Matahari yang Melipat Diri - Erlyna
Matahari yang Melipat DiriErlyna
“Apa permohonanmu?”
“Aku ingin hidup.”
Sore itu angin Kota Vuezt
berembus tenang. Pohon-pohon yang menjulang di sepanjang jalan bergoyang
landai, seakan-akan tengah bermalas-malasan di ujung musim kemarau yang terasa
dingin alih-alih panas.
Roa memutar-mutar tali yang
menjuntai di ujung jaketnya, masih menatap Lan yang duduk di sampingnya sambil
menunduk. Bocah dua belas tahun itu terdiam, menunggu satu-satunya sahabat
sekaligus saudara yang ia punya, memberinya
penjelasan lebih rinci tentang alasan mengapa permohonannya terdengar sedikit
aneh.
Akan tetapi, Lan tetap diam. Ia
tidak berminat untuk menjelaskan lebih detail tentang apa yang baru saja
diucapkannya. Sebagai gantinya, anak laki-laki yatim piatu yang tinggal di
rumah keluarga Roa itu menatap biji kenari yang baru saja berhasil dipecahkannya.

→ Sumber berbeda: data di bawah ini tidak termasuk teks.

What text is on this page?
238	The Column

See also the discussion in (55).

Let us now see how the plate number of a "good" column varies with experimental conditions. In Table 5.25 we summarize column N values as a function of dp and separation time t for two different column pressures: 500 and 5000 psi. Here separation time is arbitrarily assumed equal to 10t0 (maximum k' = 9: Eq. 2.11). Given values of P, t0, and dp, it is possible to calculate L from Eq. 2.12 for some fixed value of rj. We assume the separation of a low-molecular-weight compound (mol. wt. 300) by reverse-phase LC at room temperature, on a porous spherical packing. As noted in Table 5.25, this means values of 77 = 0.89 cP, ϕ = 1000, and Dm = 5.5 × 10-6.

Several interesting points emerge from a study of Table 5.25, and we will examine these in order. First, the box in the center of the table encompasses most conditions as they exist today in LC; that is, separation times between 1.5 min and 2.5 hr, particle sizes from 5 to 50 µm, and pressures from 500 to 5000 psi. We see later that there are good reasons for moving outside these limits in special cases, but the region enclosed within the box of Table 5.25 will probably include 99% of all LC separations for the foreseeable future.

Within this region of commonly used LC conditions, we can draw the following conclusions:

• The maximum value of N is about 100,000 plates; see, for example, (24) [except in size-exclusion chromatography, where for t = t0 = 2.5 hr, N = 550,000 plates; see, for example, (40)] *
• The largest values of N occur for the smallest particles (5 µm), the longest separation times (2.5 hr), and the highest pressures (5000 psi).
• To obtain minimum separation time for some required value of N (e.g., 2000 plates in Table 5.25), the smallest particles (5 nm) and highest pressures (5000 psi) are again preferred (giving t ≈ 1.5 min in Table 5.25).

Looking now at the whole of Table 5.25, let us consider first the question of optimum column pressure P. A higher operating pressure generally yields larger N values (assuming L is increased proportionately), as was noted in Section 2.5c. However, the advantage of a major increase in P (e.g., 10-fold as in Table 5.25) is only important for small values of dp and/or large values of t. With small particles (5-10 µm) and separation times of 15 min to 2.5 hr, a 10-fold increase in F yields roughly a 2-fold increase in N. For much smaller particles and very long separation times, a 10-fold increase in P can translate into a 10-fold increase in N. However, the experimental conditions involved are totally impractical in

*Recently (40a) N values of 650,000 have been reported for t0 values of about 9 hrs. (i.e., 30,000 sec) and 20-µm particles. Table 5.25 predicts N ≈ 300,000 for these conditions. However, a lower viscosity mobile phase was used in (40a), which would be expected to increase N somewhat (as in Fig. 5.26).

Ia tidak begitu percaya tentang mitos permohonan yang akan terkabul jika
berhasil memecahkan biji kenari dalam sekali tekan, tetapi entah kenapa saat
itu ia ingin sekali membuatnya.
Roa tersenyum. Ia lalu bangkit
dan mengajak Lan untuk pulang. Sepanjang perjalanan, hening memilih untuk
mengambil alih pembicaraan, membuat ikatan persahabatan yang sudah terjalin
hampir lima tahun itu terasa canggung. Roa berjalan di depan sambil menatap
senja yang bergoyang-goyang mengikuti gerakan angin, sementara itu Lan berjalan
di belakang sambil menunduk. Sepertinya ia benar-benar sedang memikirkan
sesuatu.
Malamnya, Lan yang tidak bisa
tidur melangkah ke luar rumah, duduk sendirian di
halaman sambil menatap langit. Meski lama bersahabat, rupanya Lan dan Roa
memiliki selera yang sangat berbeda. Lan sangat menyukai malam dan membenci
siang, sedangkan Roa sangat suka dengan matahari dan paling benci dengan kegelapan.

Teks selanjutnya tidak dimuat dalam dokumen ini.